Thursday, May 12, 2022

Did Fifth Circuit Put Texas In Charge of The Internet?

The internet is, as most people know, everywhere, which makes it something of a problem for those who either want to regulate it or signal to their supporters that they would, if they could. But they can’t, obviously, because it’s the friggin’ internet, right? Well, the European Union did, to some extent, and Congress holds hearings about it all the time as both sides want to control it, albeit for different reasons.

Then along comes Texas, because it’s Texas, with a cockamamie bill that everyone who has any clue about law and cyberspace knows with absolute certainty can’t be upheld because it’s a flagrant affront to the First Amendment. How bad? This bad.

Sec. 143A.002. CENSORSHIP PROHIBITED.

(a) A social media platform may not censor a user, a user’s expression, or a user’s ability to receive the expression of another person based on:

(1) the viewpoint of the user or another person;
(2) the viewpoint represented in the user’s expression or another person’s expression; or
(3) a user’s geographic location in this state or any part of this state.

This is not a question of whether you wishcast the companies that own the websites you use and enjoy on the internet internet to be public property rather than private, but whether the Republic of Texas gets to make it so, for its own citizens at least because the internet works that way.

The enactment of this law was easy. After all, it would show Texans how fair and just their state government was, seeking to save them from the censorship of their beloved politicians and pundits by the hated Big Tech. And the reason it was so easy was because they know, with as much certainty as an elected official can muster, that this law would never, but never, be upheld in court.

Sure, there were likely some dopes who had no clue how constitutional law worked who believed this law was good, but there’s no requirement that elected officials be knowledgeable or be familiar with reality.

And when the district judge did what he would obviously be required to do, enjoin this law that was an obvious violation of the First Amendment, not to mention just plain dumb in that it demonstrated no grasp of how the internet worked or what businesses on the internet did (is Twitter an ISP because the law says so?)

Yesterday, the obvious came crashing down. Following oral argument on the appeal of the district court’s injunction, the Fifth Circuit issued this order.

What this means is that the law that nobody could possibly believe would ever take effect is going to take effect.
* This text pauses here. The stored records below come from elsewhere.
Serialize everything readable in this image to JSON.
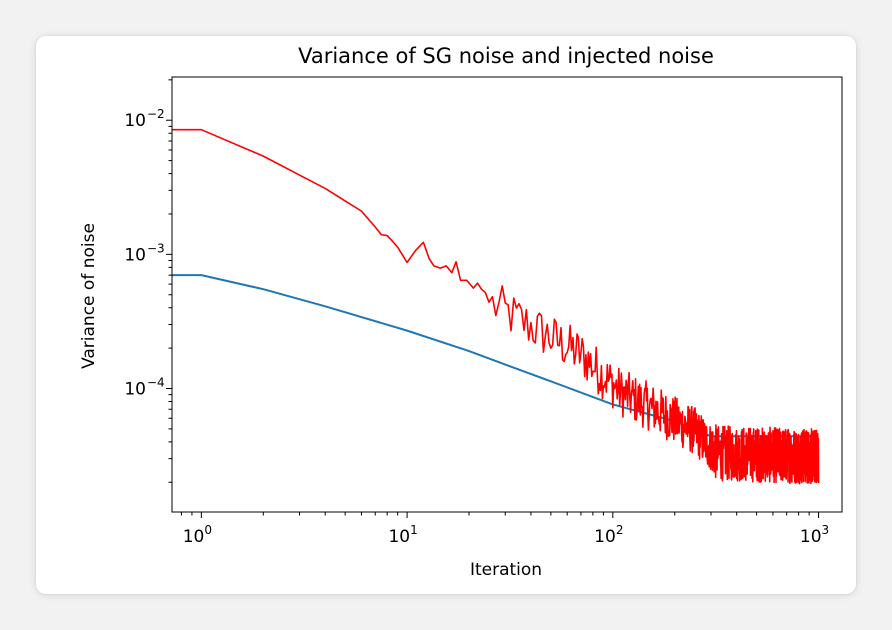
{
  "chart_data": {
    "type": "line",
    "title": "Variance of SG noise and injected noise",
    "xlabel": "Iteration",
    "ylabel": "Variance of noise",
    "xscale": "log",
    "yscale": "log",
    "xlim": [
      0.72,
      1300
    ],
    "ylim": [
      1.2e-05,
      0.021
    ],
    "grid": false,
    "legend": "none",
    "x_ticks": [
      {
        "value": 1,
        "base": "10",
        "exp": "0"
      },
      {
        "value": 10,
        "base": "10",
        "exp": "1"
      },
      {
        "value": 100,
        "base": "10",
        "exp": "2"
      },
      {
        "value": 1000,
        "base": "10",
        "exp": "3"
      }
    ],
    "y_ticks": [
      {
        "value": 0.01,
        "base": "10",
        "exp": "−2"
      },
      {
        "value": 0.001,
        "base": "10",
        "exp": "−3"
      },
      {
        "value": 0.0001,
        "base": "10",
        "exp": "−4"
      }
    ],
    "series": [
      {
        "color": "#1f77b4",
        "points": [
          [
            0.72,
            0.0007
          ],
          [
            1,
            0.0007
          ],
          [
            2,
            0.00055
          ],
          [
            4,
            0.00041
          ],
          [
            10,
            0.00027
          ],
          [
            20,
            0.00019
          ],
          [
            50,
            0.000113
          ],
          [
            100,
            7.6e-05
          ],
          [
            200,
            5.7e-05
          ],
          [
            300,
            4.4e-05
          ],
          [
            1000,
            4.4e-05
          ]
        ]
      },
      {
        "color": "#ff0000",
        "points": [
          [
            0.72,
            0.0085
          ],
          [
            1,
            0.0085
          ],
          [
            2,
            0.0054
          ],
          [
            3,
            0.0039
          ],
          [
            4,
            0.0031
          ],
          [
            5,
            0.0025
          ],
          [
            6,
            0.0021
          ],
          [
            7,
            0.0016
          ],
          [
            7.5,
            0.0014
          ],
          [
            8,
            0.00138
          ],
          [
            8.5,
            0.00125
          ],
          [
            9,
            0.00113
          ],
          [
            10,
            0.00087
          ],
          [
            11,
            0.00107
          ],
          [
            12,
            0.00123
          ],
          [
            12.8,
            0.00093
          ],
          [
            13.5,
            0.00082
          ],
          [
            14.5,
            0.00079
          ],
          [
            15.5,
            0.00082
          ],
          [
            16.5,
            0.00073
          ],
          [
            17.3,
            0.00088
          ],
          [
            18.2,
            0.00064
          ],
          [
            19.5,
            0.00064
          ],
          [
            21,
            0.00056
          ],
          [
            22,
            0.00061
          ],
          [
            23,
            0.00055
          ],
          [
            24,
            0.00052
          ],
          [
            25,
            0.00044
          ]
        ],
        "noise_from": 25,
        "noise_to": 1000,
        "noise_trend": [
          [
            25,
            0.00044
          ],
          [
            40,
            0.00029
          ],
          [
            70,
            0.00018
          ],
          [
            110,
            9.3e-05
          ],
          [
            160,
            7e-05
          ],
          [
            250,
            4.8e-05
          ],
          [
            320,
            3.3e-05
          ],
          [
            1000,
            3.1e-05
          ]
        ],
        "noise_amplitude": 0.18
      }
    ]
  }
}
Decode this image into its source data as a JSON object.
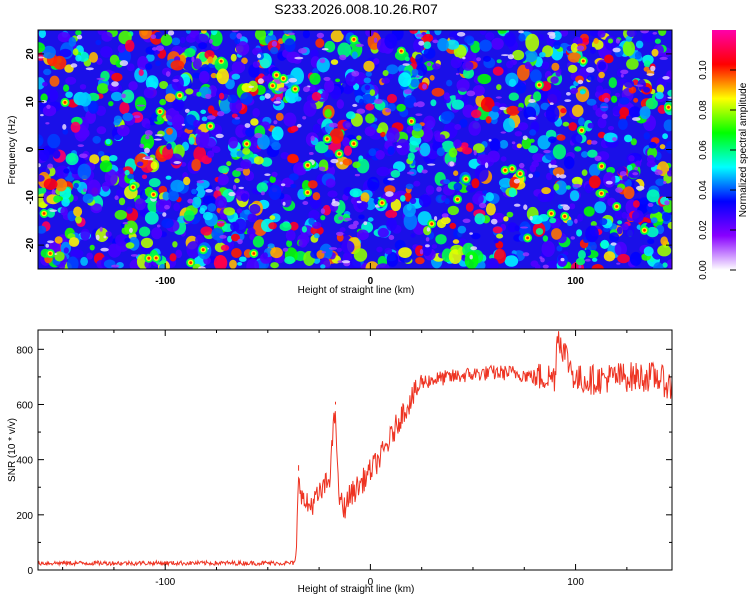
{
  "page": {
    "title": "S233.2026.008.10.26.R07"
  },
  "chart_data": [
    {
      "type": "heatmap",
      "title": "S233.2026.008.10.26.R07",
      "xlabel": "Height of straight line (km)",
      "ylabel": "Frequency (Hz)",
      "xlim": [
        -162,
        147
      ],
      "ylim": [
        -25,
        25
      ],
      "x_ticks": [
        {
          "value": -100,
          "label": "-100"
        },
        {
          "value": 0,
          "label": "0"
        },
        {
          "value": 100,
          "label": "100"
        }
      ],
      "y_ticks": [
        {
          "value": -20,
          "label": "-20"
        },
        {
          "value": -10,
          "label": "-10"
        },
        {
          "value": 0,
          "label": "0"
        },
        {
          "value": 10,
          "label": "10"
        },
        {
          "value": 20,
          "label": "20"
        }
      ],
      "colorbar": {
        "label": "Normalized spectral amplitude",
        "range": [
          0,
          0.12
        ],
        "ticks": [
          {
            "value": 0.0,
            "label": "0.00"
          },
          {
            "value": 0.02,
            "label": "0.02"
          },
          {
            "value": 0.04,
            "label": "0.04"
          },
          {
            "value": 0.06,
            "label": "0.06"
          },
          {
            "value": 0.08,
            "label": "0.08"
          },
          {
            "value": 0.1,
            "label": "0.10"
          }
        ],
        "colors": [
          "#ffffff",
          "#8800ff",
          "#0000ff",
          "#00ffff",
          "#00ff00",
          "#ffff00",
          "#ff0000",
          "#ff00aa"
        ]
      },
      "description_values": "random speckle of spectral amplitude, mostly 0.01-0.04 with scattered peaks up to ~0.11"
    },
    {
      "type": "line",
      "xlabel": "Height of straight line (km)",
      "ylabel": "SNR (10 * v/v)",
      "xlim": [
        -162,
        147
      ],
      "ylim": [
        0,
        870
      ],
      "line_color": "#ee3322",
      "x_ticks": [
        {
          "value": -100,
          "label": "-100"
        },
        {
          "value": 0,
          "label": "0"
        },
        {
          "value": 100,
          "label": "100"
        }
      ],
      "y_ticks": [
        {
          "value": 0,
          "label": "0"
        },
        {
          "value": 200,
          "label": "200"
        },
        {
          "value": 400,
          "label": "400"
        },
        {
          "value": 600,
          "label": "600"
        },
        {
          "value": 800,
          "label": "800"
        }
      ],
      "series": [
        {
          "name": "SNR",
          "x": [
            -162,
            -140,
            -120,
            -100,
            -80,
            -60,
            -40,
            -37,
            -36,
            -35,
            -33,
            -30,
            -25,
            -20,
            -17,
            -16,
            -15,
            -13,
            -10,
            -5,
            0,
            5,
            10,
            15,
            20,
            25,
            30,
            40,
            50,
            60,
            70,
            80,
            90,
            91,
            100,
            110,
            120,
            130,
            140,
            147
          ],
          "y": [
            25,
            25,
            25,
            25,
            25,
            25,
            25,
            25,
            60,
            360,
            250,
            230,
            270,
            330,
            600,
            330,
            260,
            220,
            270,
            310,
            360,
            410,
            480,
            560,
            620,
            680,
            690,
            700,
            710,
            715,
            715,
            700,
            700,
            860,
            690,
            690,
            700,
            700,
            700,
            660
          ]
        }
      ]
    }
  ]
}
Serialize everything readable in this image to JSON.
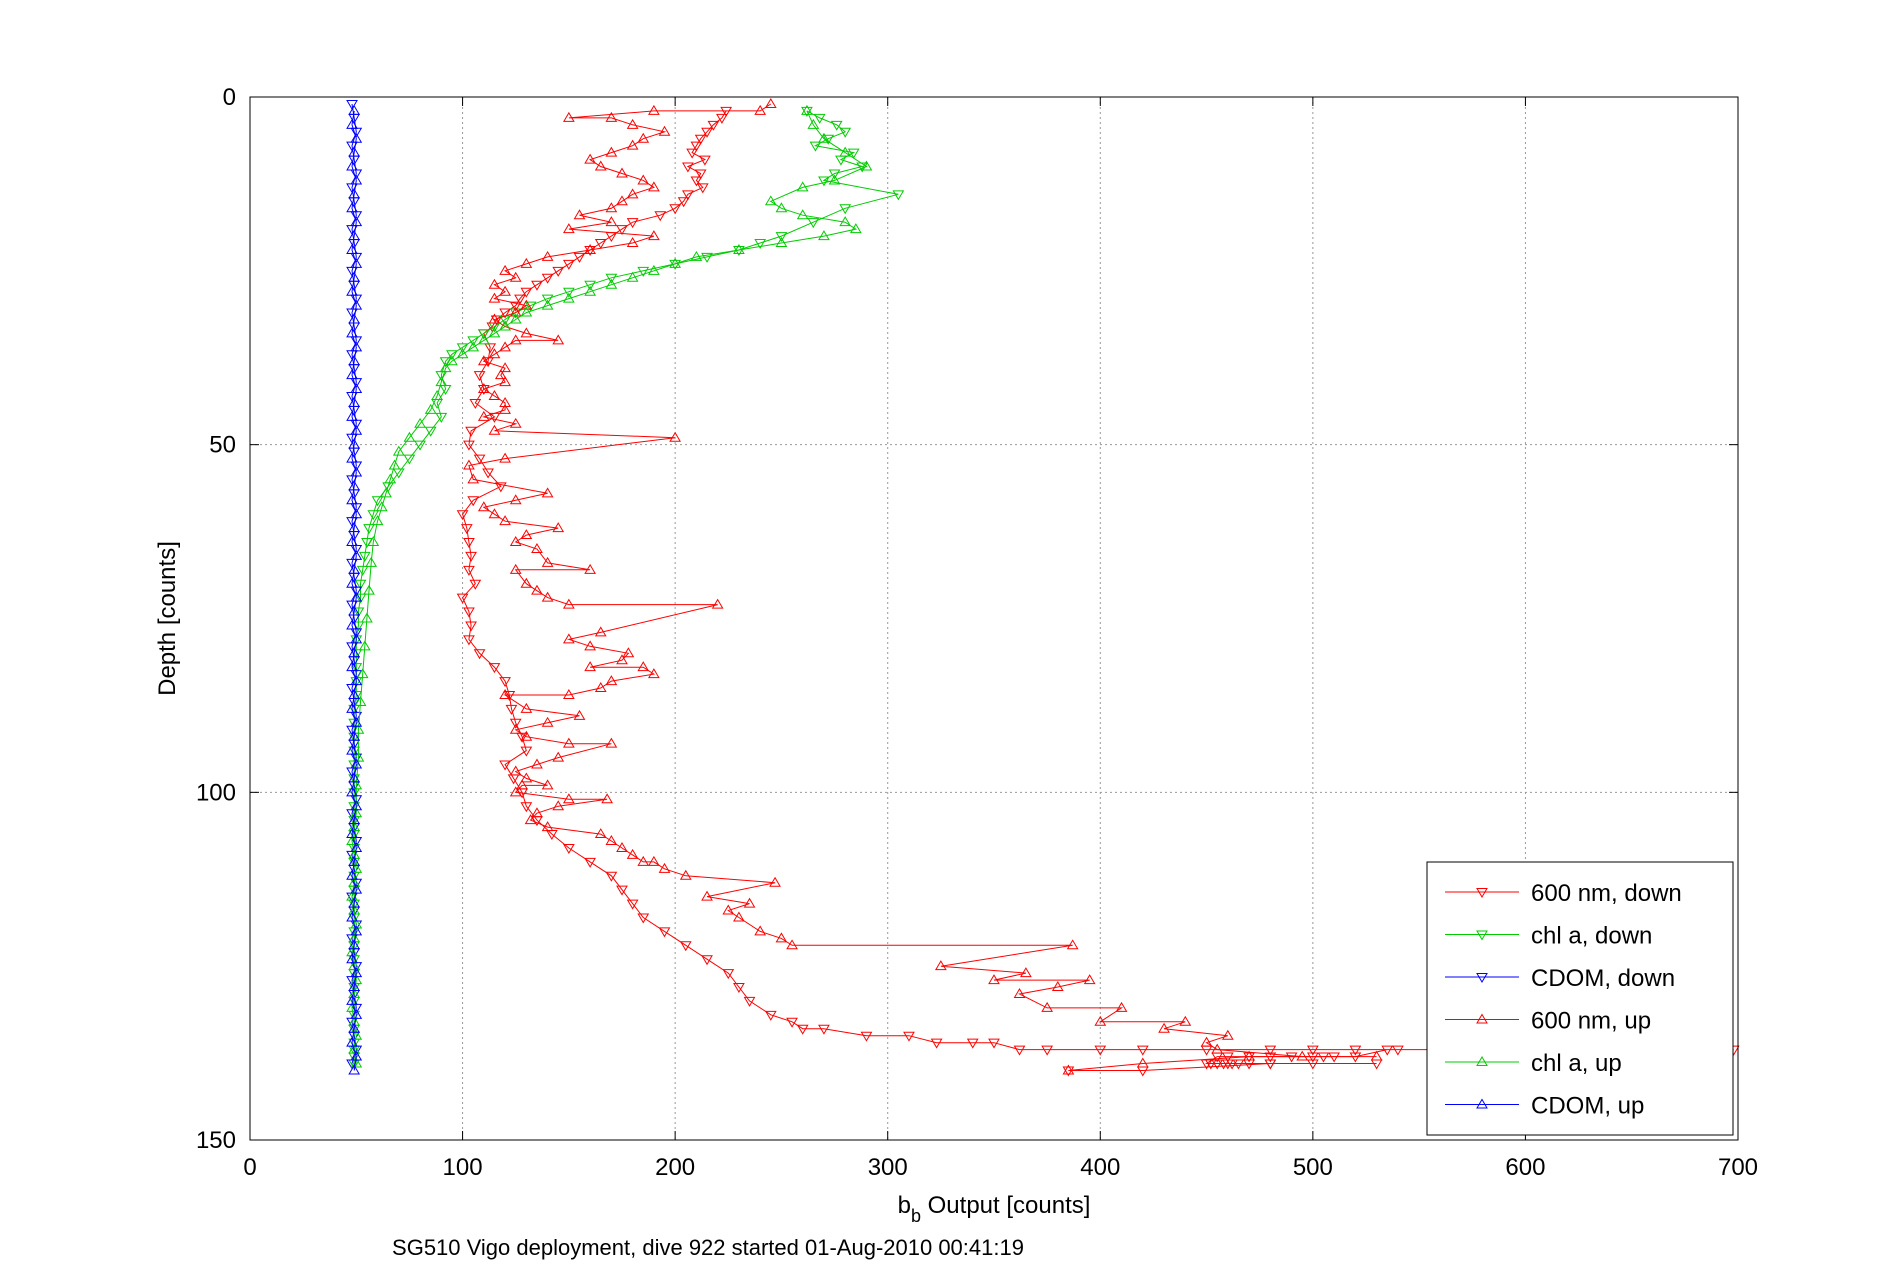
{
  "chart_data": {
    "type": "line",
    "title": "",
    "footer": "SG510 Vigo deployment, dive 922 started 01-Aug-2010 00:41:19",
    "xlabel_main": "b",
    "xlabel_sub": "b",
    "xlabel_rest": " Output [counts]",
    "ylabel": "Depth [counts]",
    "xlim": [
      0,
      700
    ],
    "ylim": [
      0,
      150
    ],
    "y_reversed": true,
    "grid": true,
    "legend_position": "bottom-right",
    "x_ticks": [
      "0",
      "100",
      "200",
      "300",
      "400",
      "500",
      "600",
      "700"
    ],
    "y_ticks": [
      "0",
      "50",
      "100",
      "150"
    ],
    "series": [
      {
        "name": "600 nm, down",
        "color": "#ff0000",
        "marker": "triangle-down",
        "x": [
          224,
          222,
          218,
          215,
          212,
          210,
          208,
          214,
          206,
          212,
          210,
          213,
          206,
          204,
          200,
          193,
          180,
          175,
          170,
          165,
          160,
          155,
          150,
          145,
          140,
          135,
          130,
          127,
          125,
          120,
          116,
          114,
          110,
          113,
          112,
          108,
          110,
          106,
          115,
          104,
          103,
          108,
          112,
          118,
          105,
          100,
          102,
          103,
          104,
          103,
          106,
          100,
          103,
          104,
          103,
          108,
          115,
          120,
          122,
          123,
          125,
          128,
          130,
          120,
          124,
          128,
          130,
          135,
          142,
          150,
          160,
          170,
          175,
          180,
          185,
          195,
          205,
          215,
          225,
          230,
          235,
          245,
          255,
          260,
          270,
          290,
          310,
          323,
          340,
          350,
          362,
          375,
          400,
          420,
          450,
          480,
          500,
          520,
          540,
          560,
          600,
          650,
          698,
          620,
          560,
          535,
          520,
          510,
          505,
          500,
          490,
          480,
          470,
          460,
          455,
          450,
          452,
          455,
          458,
          460,
          462,
          465,
          470,
          480,
          500,
          530,
          480,
          420,
          385
        ],
        "y": [
          2,
          3,
          4,
          5,
          6,
          7,
          8,
          9,
          10,
          11,
          12,
          13,
          14,
          15,
          16,
          17,
          18,
          19,
          20,
          21,
          22,
          23,
          24,
          25,
          26,
          27,
          28,
          29,
          30,
          31,
          32,
          33,
          34,
          36,
          38,
          40,
          42,
          44,
          46,
          48,
          50,
          52,
          54,
          56,
          58,
          60,
          62,
          64,
          66,
          68,
          70,
          72,
          74,
          76,
          78,
          80,
          82,
          84,
          86,
          88,
          90,
          92,
          94,
          96,
          98,
          100,
          102,
          104,
          106,
          108,
          110,
          112,
          114,
          116,
          118,
          120,
          122,
          124,
          126,
          128,
          130,
          132,
          133,
          134,
          134,
          135,
          135,
          136,
          136,
          136,
          137,
          137,
          137,
          137,
          137,
          137,
          137,
          137,
          137,
          137,
          137,
          136,
          137,
          137,
          137,
          137,
          138,
          138,
          138,
          138,
          138,
          138,
          138,
          138,
          138,
          139,
          139,
          139,
          139,
          139,
          139,
          139,
          139,
          139,
          139,
          139,
          139,
          140,
          140
        ]
      },
      {
        "name": "chl a, down",
        "color": "#00cc00",
        "marker": "triangle-down",
        "x": [
          262,
          268,
          276,
          280,
          272,
          266,
          284,
          278,
          288,
          275,
          270,
          305,
          280,
          265,
          250,
          240,
          230,
          215,
          200,
          185,
          170,
          160,
          150,
          140,
          132,
          125,
          120,
          115,
          110,
          105,
          100,
          95,
          92,
          90,
          92,
          88,
          90,
          85,
          80,
          75,
          70,
          65,
          60,
          58,
          56,
          55,
          54,
          53,
          52,
          52,
          51,
          51,
          50,
          50,
          50,
          50,
          50,
          49,
          49,
          49,
          49,
          49,
          49,
          49,
          49,
          49,
          49,
          49,
          49,
          49,
          49,
          49,
          49,
          49,
          49,
          49,
          49,
          49,
          49,
          49,
          49,
          49,
          49,
          49,
          49
        ],
        "y": [
          2,
          3,
          4,
          5,
          6,
          7,
          8,
          9,
          10,
          11,
          12,
          14,
          16,
          18,
          20,
          21,
          22,
          23,
          24,
          25,
          26,
          27,
          28,
          29,
          30,
          31,
          32,
          33,
          34,
          35,
          36,
          37,
          38,
          40,
          42,
          44,
          46,
          48,
          50,
          52,
          54,
          56,
          58,
          60,
          62,
          64,
          66,
          68,
          70,
          72,
          74,
          76,
          78,
          80,
          82,
          84,
          86,
          88,
          90,
          92,
          94,
          96,
          98,
          100,
          102,
          104,
          106,
          108,
          110,
          112,
          114,
          116,
          118,
          120,
          122,
          124,
          126,
          128,
          130,
          132,
          134,
          136,
          137,
          138,
          139
        ]
      },
      {
        "name": "CDOM, down",
        "color": "#0000ff",
        "marker": "triangle-down",
        "x": [
          48,
          49,
          50,
          48,
          49,
          50,
          48,
          49,
          50,
          48,
          49,
          50,
          48,
          49,
          50,
          48,
          49,
          50,
          48,
          49,
          50,
          48,
          49,
          50,
          48,
          49,
          50,
          48,
          49,
          50,
          48,
          49,
          50,
          48,
          49,
          50,
          48,
          49,
          50,
          48,
          49,
          50,
          48,
          49,
          50,
          48,
          49,
          50,
          48,
          49,
          50,
          48,
          49,
          50,
          48,
          49,
          50,
          48,
          49,
          50,
          48,
          49,
          50,
          48,
          49,
          50,
          48,
          49,
          50,
          48
        ],
        "y": [
          1,
          3,
          5,
          7,
          9,
          11,
          13,
          15,
          17,
          19,
          21,
          23,
          25,
          27,
          29,
          31,
          33,
          35,
          37,
          39,
          41,
          43,
          45,
          47,
          49,
          51,
          53,
          55,
          57,
          59,
          61,
          63,
          65,
          67,
          69,
          71,
          73,
          75,
          77,
          79,
          81,
          83,
          85,
          87,
          89,
          91,
          93,
          95,
          97,
          99,
          101,
          103,
          105,
          107,
          109,
          111,
          113,
          115,
          117,
          119,
          121,
          123,
          125,
          127,
          129,
          131,
          133,
          135,
          137,
          139
        ]
      },
      {
        "name": "600 nm, up",
        "color": "#ff0000",
        "marker": "triangle-up",
        "x": [
          385,
          420,
          470,
          530,
          495,
          455,
          450,
          460,
          430,
          440,
          400,
          410,
          375,
          362,
          380,
          395,
          350,
          365,
          325,
          387,
          255,
          250,
          240,
          230,
          225,
          235,
          215,
          247,
          205,
          195,
          190,
          185,
          180,
          175,
          170,
          165,
          140,
          132,
          135,
          145,
          168,
          150,
          125,
          128,
          140,
          130,
          125,
          135,
          145,
          170,
          150,
          130,
          125,
          140,
          155,
          130,
          120,
          150,
          165,
          170,
          190,
          185,
          160,
          175,
          178,
          160,
          150,
          165,
          220,
          150,
          140,
          135,
          130,
          125,
          160,
          140,
          135,
          125,
          130,
          145,
          120,
          115,
          110,
          125,
          140,
          105,
          103,
          120,
          200,
          115,
          125,
          110,
          120,
          120,
          115,
          110,
          120,
          118,
          120,
          110,
          115,
          120,
          125,
          145,
          130,
          120,
          115,
          125,
          130,
          115,
          120,
          115,
          125,
          120,
          130,
          140,
          160,
          180,
          190,
          150,
          170,
          155,
          170,
          175,
          180,
          190,
          185,
          175,
          165,
          160,
          170,
          180,
          185,
          195,
          180,
          170,
          150,
          190,
          240,
          245
        ],
        "y": [
          140,
          139,
          138,
          138,
          138,
          137,
          136,
          135,
          134,
          133,
          133,
          131,
          131,
          129,
          128,
          127,
          127,
          126,
          125,
          122,
          122,
          121,
          120,
          118,
          117,
          116,
          115,
          113,
          112,
          111,
          110,
          110,
          109,
          108,
          107,
          106,
          105,
          104,
          103,
          102,
          101,
          101,
          100,
          99,
          99,
          98,
          97,
          96,
          95,
          93,
          93,
          92,
          91,
          90,
          89,
          88,
          86,
          86,
          85,
          84,
          83,
          82,
          82,
          81,
          80,
          79,
          78,
          77,
          73,
          73,
          72,
          71,
          70,
          68,
          68,
          67,
          65,
          64,
          63,
          62,
          61,
          60,
          59,
          58,
          57,
          55,
          53,
          52,
          49,
          48,
          47,
          46,
          45,
          44,
          43,
          42,
          41,
          40,
          39,
          38,
          37,
          36,
          35,
          35,
          34,
          33,
          32,
          31,
          30,
          29,
          28,
          27,
          26,
          25,
          24,
          23,
          22,
          21,
          20,
          19,
          18,
          17,
          16,
          15,
          14,
          13,
          12,
          11,
          10,
          9,
          8,
          7,
          6,
          5,
          4,
          3,
          3,
          2,
          2,
          1
        ]
      },
      {
        "name": "chl a, up",
        "color": "#00cc00",
        "marker": "triangle-up",
        "x": [
          50,
          49,
          50,
          49,
          48,
          49,
          50,
          49,
          48,
          49,
          50,
          49,
          48,
          49,
          50,
          49,
          48,
          49,
          50,
          50,
          51,
          51,
          52,
          53,
          54,
          55,
          56,
          57,
          58,
          60,
          62,
          64,
          66,
          68,
          70,
          75,
          80,
          85,
          88,
          90,
          92,
          95,
          100,
          105,
          110,
          115,
          120,
          125,
          130,
          140,
          150,
          160,
          170,
          180,
          190,
          200,
          210,
          230,
          250,
          270,
          285,
          280,
          260,
          250,
          245,
          260,
          275,
          290,
          280,
          270,
          265,
          262
        ],
        "y": [
          139,
          137,
          135,
          133,
          131,
          129,
          127,
          125,
          123,
          121,
          119,
          117,
          115,
          113,
          111,
          109,
          107,
          105,
          103,
          99,
          95,
          91,
          87,
          83,
          79,
          75,
          71,
          67,
          64,
          61,
          59,
          57,
          55,
          53,
          51,
          49,
          47,
          45,
          43,
          41,
          39,
          38,
          37,
          36,
          35,
          34,
          33,
          32,
          31,
          30,
          29,
          28,
          27,
          26,
          25,
          24,
          23,
          22,
          21,
          20,
          19,
          18,
          17,
          16,
          15,
          13,
          12,
          10,
          8,
          6,
          4,
          2
        ]
      },
      {
        "name": "CDOM, up",
        "color": "#0000ff",
        "marker": "triangle-up",
        "x": [
          49,
          50,
          48,
          49,
          50,
          48,
          49,
          50,
          48,
          49,
          50,
          48,
          49,
          50,
          48,
          49,
          50,
          48,
          49,
          50,
          48,
          49,
          50,
          48,
          49,
          50,
          48,
          49,
          50,
          48,
          49,
          50,
          48,
          49,
          50,
          48,
          49,
          50,
          48,
          49,
          50,
          48,
          49,
          50,
          48,
          49,
          50,
          48,
          49,
          50,
          48,
          49,
          50,
          48,
          49,
          50,
          48,
          49,
          50,
          48,
          49,
          50,
          48,
          49,
          50,
          48,
          49,
          50,
          48,
          49
        ],
        "y": [
          140,
          138,
          136,
          134,
          132,
          130,
          128,
          126,
          124,
          122,
          120,
          118,
          116,
          114,
          112,
          110,
          108,
          106,
          104,
          102,
          100,
          98,
          96,
          94,
          92,
          90,
          88,
          86,
          84,
          82,
          80,
          78,
          76,
          74,
          72,
          70,
          68,
          66,
          64,
          62,
          60,
          58,
          56,
          54,
          52,
          50,
          48,
          46,
          44,
          42,
          40,
          38,
          36,
          34,
          32,
          30,
          28,
          26,
          24,
          22,
          20,
          18,
          16,
          14,
          12,
          10,
          8,
          6,
          4,
          2
        ]
      }
    ]
  }
}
What this suggests is that, by staying the injunction after oral argument, the non-unanimous panel will uphold this law, and vacate the injunction.

This is nuts. But in the Fifth Circuit, at least for now, this is the law.

And this is the law as of the moment that order was released, even though it would be impossible for internet companies to comply with the procedural requirements of the law even if they wanted to. What this means for the internet in Texas is anybody’s guess at the moment. If compliance is impossible, do they “turn off” the internet to Texas?

But even more to the point, if two judges on the Fifth Circuit panel, for whatever reason, have decided that the Constitution be damned, it’s time to seize control of social media for the public good, what if another state in another circuit decides that it, too, will control the internet and demand the opposite of Texas? After all, if Texas can dictate what internet companies must carry, can’t California or Oregon?

Arguments have been proffered as to why social media websites like Facebook and Twitter should be deemed the public square as a consequence of their market dominance. After all, if that’s where all the people are, who use is yelling into an empty void? And just because the public square is now privately owned doesn’t mean it’s not where everybody wants to jump atop a soapbox and speak their mind, right?

The emotional appeal of these arguments notwithstanding, they remain legally nonsensical. Corporations have First Amendment rights. Corporations (yes, even corporations whose stock trades publicly) are private entities. They can’t be seized for the public good because you want them to be. And you really don’t want them to be anyway, as that would render them as much a tool of the other tribe when they push the buttons of state as yours.

So what happens now that the Fifth Circuit has stayed the injunction? The swiftest mechanism to return the metasphere to equilibrium would be to seek a stay of the stay of the injunction from the Supreme Court using its “shadow docket” for emergency relief. The alternative would be to seek review from the circuit en banc, but that wouldn’t be an emergency proceeding.

In the meantime, what’s to be done? Compliance with this nonsensical law is impossible. Noncompliance is, well, a violation. And the brighter lights in Texas’ state government are about to realize that their joke of a law, designed solely to virtue signal to their red-hatted groundlings who would love this law without the slightest clue of how bad, untenable and unconstitutional it was, suddenly realize that the impossible happened. This loony law was just upheld and will go into actual effect. What do you plan to do now, Texas? And what do internet companies plan to do about this, unless and until this law is once again enjoined?

Will good citizens of the Republic of Texas wake up this morning to find they can no longer access the interwebs? Not likely, but then an awful lot of legal lunacy has happened of late, making predictions based on law and reason an iffy proposition.